Our report revealed that between 2000 and 2019, 11% of all federal wage and hour investigations on farms found H-2A violations and agricultural employers were required to pay out $55 million in stolen wages and civil money penalties as a result of those violations. A report published last year by Centro de los Derechos del Migrante, a migrant worker advocate group, detailed the findings of in-depth interviews with 100 H-2A workers, who “reported discrimination, sexual harassment, wage theft, and health and safety violations by their employers—and a chilling lack of recourse.” Every single H-2A worker interviewed “experienced at least one serious legal violation of their rights, and 94% experienced three or more.” Considering the challenges and abuses that H-2A workers face while employed on U.S. farms, being able to communicate with them is critical to their protection.

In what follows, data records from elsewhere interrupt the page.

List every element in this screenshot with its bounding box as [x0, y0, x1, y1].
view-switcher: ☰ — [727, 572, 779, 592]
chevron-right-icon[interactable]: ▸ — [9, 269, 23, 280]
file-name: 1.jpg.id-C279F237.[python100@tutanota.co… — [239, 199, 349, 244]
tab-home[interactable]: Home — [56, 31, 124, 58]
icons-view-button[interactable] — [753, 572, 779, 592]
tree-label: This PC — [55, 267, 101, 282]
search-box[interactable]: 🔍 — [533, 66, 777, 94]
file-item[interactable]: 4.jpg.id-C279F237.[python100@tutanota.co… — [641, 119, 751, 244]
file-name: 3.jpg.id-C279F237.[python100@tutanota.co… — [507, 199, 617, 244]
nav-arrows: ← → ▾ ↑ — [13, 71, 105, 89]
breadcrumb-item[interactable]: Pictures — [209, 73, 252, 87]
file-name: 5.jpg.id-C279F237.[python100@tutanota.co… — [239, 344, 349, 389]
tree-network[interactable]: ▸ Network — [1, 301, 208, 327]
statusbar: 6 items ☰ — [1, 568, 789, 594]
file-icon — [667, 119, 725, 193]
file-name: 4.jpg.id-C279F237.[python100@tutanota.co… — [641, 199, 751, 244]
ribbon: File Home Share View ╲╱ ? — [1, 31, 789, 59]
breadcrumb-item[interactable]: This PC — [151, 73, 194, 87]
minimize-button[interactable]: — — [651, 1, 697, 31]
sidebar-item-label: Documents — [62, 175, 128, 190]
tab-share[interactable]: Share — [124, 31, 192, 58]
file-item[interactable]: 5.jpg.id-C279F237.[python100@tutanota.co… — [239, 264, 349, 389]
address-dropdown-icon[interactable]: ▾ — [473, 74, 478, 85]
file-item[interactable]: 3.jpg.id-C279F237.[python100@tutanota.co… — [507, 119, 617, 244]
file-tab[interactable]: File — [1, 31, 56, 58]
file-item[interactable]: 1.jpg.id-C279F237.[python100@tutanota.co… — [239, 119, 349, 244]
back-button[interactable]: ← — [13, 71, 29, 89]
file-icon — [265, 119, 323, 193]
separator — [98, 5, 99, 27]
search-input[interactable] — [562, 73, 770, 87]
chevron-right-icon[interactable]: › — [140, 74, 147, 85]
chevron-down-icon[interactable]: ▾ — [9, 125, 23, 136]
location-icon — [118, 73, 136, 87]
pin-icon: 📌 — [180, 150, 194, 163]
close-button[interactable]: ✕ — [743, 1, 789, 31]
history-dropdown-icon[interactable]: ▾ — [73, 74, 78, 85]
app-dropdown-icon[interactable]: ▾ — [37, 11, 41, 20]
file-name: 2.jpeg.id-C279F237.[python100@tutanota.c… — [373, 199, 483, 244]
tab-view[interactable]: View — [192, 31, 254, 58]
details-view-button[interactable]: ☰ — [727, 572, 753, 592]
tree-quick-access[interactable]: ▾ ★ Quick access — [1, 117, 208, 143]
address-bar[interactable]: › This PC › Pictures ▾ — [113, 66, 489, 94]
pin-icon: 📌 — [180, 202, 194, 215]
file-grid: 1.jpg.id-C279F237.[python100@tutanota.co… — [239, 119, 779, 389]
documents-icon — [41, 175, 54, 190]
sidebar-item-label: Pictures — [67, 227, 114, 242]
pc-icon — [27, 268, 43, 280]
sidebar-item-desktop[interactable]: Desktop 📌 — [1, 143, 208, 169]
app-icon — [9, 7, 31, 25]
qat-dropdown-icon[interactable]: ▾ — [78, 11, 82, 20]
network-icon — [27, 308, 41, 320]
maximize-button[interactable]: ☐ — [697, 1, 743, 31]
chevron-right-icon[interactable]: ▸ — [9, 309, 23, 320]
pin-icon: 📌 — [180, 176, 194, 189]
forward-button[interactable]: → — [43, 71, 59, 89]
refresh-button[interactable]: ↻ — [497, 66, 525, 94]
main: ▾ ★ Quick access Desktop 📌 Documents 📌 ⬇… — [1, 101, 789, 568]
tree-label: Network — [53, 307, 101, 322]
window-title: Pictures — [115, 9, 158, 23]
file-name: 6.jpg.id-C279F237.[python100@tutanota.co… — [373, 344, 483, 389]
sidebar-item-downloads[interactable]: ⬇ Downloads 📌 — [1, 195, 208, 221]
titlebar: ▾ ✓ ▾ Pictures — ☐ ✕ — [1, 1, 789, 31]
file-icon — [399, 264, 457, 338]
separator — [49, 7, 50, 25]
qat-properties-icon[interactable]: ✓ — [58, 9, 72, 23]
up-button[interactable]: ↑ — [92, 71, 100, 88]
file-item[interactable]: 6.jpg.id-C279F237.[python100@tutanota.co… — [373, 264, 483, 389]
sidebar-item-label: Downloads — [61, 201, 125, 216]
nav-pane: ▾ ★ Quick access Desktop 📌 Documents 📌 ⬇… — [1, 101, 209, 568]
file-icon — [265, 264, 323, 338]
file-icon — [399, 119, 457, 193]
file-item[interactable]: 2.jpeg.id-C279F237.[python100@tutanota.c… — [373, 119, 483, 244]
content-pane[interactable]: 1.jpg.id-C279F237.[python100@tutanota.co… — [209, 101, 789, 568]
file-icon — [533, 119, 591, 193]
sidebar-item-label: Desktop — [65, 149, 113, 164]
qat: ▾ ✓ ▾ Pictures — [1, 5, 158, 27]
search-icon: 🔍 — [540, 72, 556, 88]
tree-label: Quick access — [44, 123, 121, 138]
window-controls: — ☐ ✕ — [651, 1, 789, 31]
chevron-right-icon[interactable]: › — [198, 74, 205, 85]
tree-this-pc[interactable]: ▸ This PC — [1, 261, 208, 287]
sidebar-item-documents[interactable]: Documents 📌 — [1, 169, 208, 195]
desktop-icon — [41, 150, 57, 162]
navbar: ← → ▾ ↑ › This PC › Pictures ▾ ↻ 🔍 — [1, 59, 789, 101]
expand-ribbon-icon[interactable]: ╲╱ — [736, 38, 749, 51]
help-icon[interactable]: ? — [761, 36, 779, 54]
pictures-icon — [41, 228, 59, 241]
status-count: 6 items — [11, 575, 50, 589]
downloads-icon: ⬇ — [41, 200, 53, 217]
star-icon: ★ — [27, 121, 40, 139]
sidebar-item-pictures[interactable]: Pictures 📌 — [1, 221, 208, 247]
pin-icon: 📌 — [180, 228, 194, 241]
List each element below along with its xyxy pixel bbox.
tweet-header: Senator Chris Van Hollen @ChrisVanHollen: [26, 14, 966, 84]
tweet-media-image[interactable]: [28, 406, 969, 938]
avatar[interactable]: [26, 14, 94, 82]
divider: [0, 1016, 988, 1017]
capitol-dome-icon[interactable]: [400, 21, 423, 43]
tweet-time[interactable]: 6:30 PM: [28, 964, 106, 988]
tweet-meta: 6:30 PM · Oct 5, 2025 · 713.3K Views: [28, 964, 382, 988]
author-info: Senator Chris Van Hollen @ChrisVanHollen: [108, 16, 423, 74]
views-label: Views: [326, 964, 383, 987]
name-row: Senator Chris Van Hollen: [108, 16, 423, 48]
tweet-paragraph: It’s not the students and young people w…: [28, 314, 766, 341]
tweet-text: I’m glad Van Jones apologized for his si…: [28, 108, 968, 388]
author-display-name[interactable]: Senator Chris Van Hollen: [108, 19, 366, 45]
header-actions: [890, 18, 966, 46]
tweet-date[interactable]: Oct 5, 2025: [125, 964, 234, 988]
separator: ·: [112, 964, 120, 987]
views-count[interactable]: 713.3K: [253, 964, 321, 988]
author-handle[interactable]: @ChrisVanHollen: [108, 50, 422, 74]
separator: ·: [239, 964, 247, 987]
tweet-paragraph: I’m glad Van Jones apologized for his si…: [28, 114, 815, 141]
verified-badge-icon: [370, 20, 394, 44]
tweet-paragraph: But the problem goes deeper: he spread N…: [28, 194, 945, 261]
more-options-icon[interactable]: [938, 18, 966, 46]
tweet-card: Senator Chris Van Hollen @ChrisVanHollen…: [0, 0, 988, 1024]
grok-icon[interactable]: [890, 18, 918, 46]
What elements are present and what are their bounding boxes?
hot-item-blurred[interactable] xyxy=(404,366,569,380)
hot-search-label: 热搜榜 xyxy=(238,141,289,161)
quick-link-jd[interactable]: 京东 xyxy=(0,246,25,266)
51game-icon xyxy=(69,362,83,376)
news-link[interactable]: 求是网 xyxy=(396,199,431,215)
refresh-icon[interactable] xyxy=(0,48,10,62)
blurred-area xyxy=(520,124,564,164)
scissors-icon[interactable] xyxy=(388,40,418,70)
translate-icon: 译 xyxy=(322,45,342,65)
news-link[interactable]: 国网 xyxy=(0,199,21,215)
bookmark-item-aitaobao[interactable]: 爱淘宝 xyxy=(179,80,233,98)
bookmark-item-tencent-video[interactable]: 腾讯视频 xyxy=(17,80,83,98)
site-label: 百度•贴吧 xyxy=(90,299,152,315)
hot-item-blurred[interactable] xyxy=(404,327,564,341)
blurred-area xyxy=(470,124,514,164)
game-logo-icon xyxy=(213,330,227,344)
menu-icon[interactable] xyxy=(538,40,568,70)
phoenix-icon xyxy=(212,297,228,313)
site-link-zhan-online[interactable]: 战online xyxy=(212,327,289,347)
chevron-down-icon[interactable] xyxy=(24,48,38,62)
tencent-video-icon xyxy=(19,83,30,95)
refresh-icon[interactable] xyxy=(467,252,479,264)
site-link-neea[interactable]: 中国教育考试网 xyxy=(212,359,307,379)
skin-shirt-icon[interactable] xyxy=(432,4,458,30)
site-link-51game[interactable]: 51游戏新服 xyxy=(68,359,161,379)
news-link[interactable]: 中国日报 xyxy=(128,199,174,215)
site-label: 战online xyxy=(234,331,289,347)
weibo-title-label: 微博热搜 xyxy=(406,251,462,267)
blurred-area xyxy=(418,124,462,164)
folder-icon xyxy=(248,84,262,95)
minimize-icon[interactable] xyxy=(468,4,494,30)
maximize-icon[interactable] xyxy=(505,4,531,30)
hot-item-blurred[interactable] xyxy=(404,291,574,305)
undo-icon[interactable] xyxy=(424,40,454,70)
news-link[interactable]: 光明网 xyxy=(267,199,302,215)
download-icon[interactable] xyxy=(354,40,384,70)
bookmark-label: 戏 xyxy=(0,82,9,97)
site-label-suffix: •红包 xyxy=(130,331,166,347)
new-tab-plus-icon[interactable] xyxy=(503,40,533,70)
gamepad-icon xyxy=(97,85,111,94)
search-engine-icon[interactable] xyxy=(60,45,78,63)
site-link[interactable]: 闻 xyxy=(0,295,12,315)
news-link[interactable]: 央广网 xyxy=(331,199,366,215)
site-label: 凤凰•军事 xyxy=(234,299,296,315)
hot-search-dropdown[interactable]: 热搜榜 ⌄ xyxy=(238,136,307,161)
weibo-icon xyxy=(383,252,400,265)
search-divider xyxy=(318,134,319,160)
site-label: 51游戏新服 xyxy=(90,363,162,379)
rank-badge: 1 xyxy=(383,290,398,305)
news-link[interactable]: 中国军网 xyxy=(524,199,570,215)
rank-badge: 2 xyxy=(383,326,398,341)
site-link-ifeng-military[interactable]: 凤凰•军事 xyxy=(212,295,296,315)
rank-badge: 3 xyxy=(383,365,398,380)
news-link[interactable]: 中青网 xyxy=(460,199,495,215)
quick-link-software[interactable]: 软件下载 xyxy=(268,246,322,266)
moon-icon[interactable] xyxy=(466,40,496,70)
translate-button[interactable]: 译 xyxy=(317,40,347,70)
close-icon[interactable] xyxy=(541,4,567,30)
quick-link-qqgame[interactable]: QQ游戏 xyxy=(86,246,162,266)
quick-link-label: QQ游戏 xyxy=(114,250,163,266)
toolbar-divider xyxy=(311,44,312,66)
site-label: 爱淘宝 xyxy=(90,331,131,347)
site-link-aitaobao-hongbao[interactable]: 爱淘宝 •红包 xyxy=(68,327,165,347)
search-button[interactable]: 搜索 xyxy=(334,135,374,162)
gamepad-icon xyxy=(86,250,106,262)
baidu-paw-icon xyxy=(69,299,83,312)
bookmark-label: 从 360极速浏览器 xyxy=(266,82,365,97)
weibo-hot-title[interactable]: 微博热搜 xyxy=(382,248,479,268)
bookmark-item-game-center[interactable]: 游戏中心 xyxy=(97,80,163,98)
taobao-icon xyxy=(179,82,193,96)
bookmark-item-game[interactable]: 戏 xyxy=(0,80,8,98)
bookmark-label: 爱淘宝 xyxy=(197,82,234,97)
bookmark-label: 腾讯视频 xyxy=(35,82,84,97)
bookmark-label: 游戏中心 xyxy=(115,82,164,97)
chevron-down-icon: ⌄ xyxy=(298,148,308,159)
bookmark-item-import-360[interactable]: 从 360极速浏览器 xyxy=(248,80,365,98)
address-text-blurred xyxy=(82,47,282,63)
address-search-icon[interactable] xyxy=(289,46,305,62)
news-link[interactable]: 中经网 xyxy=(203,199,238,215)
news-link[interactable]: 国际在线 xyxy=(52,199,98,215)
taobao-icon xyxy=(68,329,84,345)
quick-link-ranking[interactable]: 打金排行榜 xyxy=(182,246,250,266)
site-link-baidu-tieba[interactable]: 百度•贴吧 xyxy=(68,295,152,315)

It should also be noted again that H-2A workers, which make up a large and growing share of the farm workforce and now account for 10% of the average employment in U.S. crop agriculture, all reside in housing that is either owned or controlled by their employers. In many cases, being able to talk to H-2A workers about their labor rights without physically visiting the farm where they’re employed will be impossible in practice.
As others have pointed out, if the court strikes down the Agricultural Labor Relations Board’s access regulation, there could be impacts beyond labor organizing. Employers might then challenge government agencies’ right to access private property for inspections related to just about any law or regulation, including ones that pertain to health and safety or wage and hour standards, or anti-discrimination laws, etc.
And while the agricultural employers in question—along with their supporters like the U.S. Chamber of Commerce and right-wing and libertarian groups—are arguing that the California regulation is an unlawful violation of their private property rights (in legal jargon, a “taking”), the regulation already greatly restricts the time, duration, and purpose of the access to the employer’s property. Union organizers must give advance notice to the employers, there are limits on how many organizers can be present on the property, and organizers may not disrupt the business operations of the employer.
It’s never been clearer that farmworkers need easier and increased access to organizers from unions like the UFW and the Farm Labor Organizing Committee (FLOC). The UFW and FLOC are engaging in the herculean task of organizing a workforce that is scattered in rural areas, lacks access to technology, speaks multiple languages, and is fearful of being deported if their employer decides to retaliate against them for speaking out about labor violations or workplace safety.
Hopefully the Supreme Court takes these factors into consideration when deciding whether allowing organizers to have limited access to California farms constitutes a “taking” under the Fifth Amendment.